How does Working Memory Training affect Anxiety?
Presenter: Peter C. Entwistle, PhD, Charles Shinaver, PhD
An intriguing aspect of working memory (WM) is the fact that so many patients with a range of disorders include deficits in WM (traumatic brain injury (TBI), stroke, schizophrenia, ADHD, anxiety, depression, etc.). While early work with Cogmed has focused upon patients identified with either cognitive deficits (ADHD, TBI, stroke, etc.) or healthy clients, more recent work has moved into disorders in which anxiety is the primary deficit.

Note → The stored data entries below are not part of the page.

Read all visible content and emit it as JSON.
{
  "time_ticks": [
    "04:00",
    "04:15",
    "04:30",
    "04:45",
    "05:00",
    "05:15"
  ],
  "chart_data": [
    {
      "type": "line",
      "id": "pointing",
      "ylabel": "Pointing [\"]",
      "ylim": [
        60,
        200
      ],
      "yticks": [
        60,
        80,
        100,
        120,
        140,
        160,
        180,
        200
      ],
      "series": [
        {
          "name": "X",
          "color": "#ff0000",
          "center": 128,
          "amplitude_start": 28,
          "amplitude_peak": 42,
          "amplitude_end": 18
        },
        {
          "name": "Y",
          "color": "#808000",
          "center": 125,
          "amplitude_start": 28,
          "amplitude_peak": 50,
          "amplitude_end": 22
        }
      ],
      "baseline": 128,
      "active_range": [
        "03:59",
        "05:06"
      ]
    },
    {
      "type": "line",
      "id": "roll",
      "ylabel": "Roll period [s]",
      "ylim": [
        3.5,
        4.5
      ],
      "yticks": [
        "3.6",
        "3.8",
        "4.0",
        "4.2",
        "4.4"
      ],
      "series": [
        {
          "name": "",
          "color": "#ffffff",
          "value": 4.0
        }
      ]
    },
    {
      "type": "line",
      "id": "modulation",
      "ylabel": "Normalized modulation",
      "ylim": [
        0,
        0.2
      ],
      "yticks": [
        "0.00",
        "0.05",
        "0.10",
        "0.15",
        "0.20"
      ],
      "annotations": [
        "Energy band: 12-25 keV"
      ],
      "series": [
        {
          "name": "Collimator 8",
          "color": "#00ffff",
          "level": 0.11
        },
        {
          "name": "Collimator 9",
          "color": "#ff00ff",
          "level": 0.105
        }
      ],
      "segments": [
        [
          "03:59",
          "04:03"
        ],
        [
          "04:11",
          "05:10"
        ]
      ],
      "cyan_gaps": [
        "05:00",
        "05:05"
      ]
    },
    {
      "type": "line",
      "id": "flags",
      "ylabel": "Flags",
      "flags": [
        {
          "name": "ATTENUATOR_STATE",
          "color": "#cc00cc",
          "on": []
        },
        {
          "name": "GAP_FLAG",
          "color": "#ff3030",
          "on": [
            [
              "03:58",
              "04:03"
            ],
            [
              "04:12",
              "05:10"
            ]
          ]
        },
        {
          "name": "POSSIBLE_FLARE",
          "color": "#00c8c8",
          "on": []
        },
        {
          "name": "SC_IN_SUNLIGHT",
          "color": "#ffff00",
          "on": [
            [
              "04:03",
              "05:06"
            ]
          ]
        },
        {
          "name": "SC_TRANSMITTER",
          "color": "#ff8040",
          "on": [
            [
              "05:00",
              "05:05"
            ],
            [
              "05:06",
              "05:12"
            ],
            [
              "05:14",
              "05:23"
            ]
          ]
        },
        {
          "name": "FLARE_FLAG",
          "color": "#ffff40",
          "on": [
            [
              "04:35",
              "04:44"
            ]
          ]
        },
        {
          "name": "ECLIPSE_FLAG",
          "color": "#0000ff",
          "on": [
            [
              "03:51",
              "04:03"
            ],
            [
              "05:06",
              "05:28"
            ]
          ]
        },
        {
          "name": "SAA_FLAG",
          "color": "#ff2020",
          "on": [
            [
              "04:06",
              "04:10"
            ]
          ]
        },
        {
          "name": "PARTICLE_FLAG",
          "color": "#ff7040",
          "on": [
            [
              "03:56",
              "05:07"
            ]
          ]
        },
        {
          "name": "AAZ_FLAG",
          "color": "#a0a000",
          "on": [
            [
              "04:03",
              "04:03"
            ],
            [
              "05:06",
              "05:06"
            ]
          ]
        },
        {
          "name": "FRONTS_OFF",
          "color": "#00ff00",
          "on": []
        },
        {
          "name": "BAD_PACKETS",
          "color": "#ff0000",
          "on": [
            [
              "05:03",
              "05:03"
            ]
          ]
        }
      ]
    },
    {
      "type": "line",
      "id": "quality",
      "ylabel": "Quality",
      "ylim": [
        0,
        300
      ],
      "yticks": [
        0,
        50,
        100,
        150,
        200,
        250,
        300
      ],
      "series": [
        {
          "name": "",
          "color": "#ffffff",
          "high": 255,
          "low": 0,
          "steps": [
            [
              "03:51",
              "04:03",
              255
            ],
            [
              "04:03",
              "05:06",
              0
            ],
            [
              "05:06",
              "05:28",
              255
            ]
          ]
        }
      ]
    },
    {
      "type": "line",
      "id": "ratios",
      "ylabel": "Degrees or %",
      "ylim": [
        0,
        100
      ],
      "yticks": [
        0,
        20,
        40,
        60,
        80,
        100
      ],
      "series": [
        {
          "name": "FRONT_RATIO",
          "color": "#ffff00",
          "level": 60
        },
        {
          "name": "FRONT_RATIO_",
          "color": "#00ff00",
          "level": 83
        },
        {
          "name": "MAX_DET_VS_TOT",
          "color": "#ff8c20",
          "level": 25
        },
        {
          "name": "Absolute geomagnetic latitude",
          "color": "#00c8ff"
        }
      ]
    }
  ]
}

There are a few Cogmed specific studies that are relevant to this topic. One by Hadwin & Richards (2016) explored the impact of working memory training in comparison to what many consider to be the top treatment for anxiety, cognitive behavioral therapy. The study was conducted with adolescents ages 11 to 14. Another pilot study investigated the impact of Cogmed with patients with post-traumatic stress disorder (PTSD) among 4 war veterans ages 55 to 65. The study looked at Cogmed combined with transcranial direct current stimulation (tDCS). These results are interesting and include electroencephalographic (EEG) data also. Yet other Cogmed studies have found an impact upon anxiety like the study by Roughan & Hadwin, 2011 which found a reduction in self-reported test and trait anxiety among children with social emotional and behavioral disorders. A study by Hellgren, et al., 2015 found a reduction in anxiety and depression among adults between ages 20-65 who had acquired brain injury and Akerlund, et al., (2013) also found a reduction in anxiety with a similar sample of adults with acquired brain injury. This accumulation of data suggests the salience of working memory training for disorders in which anxiety is the primary feature or those in which it is associated with another condition.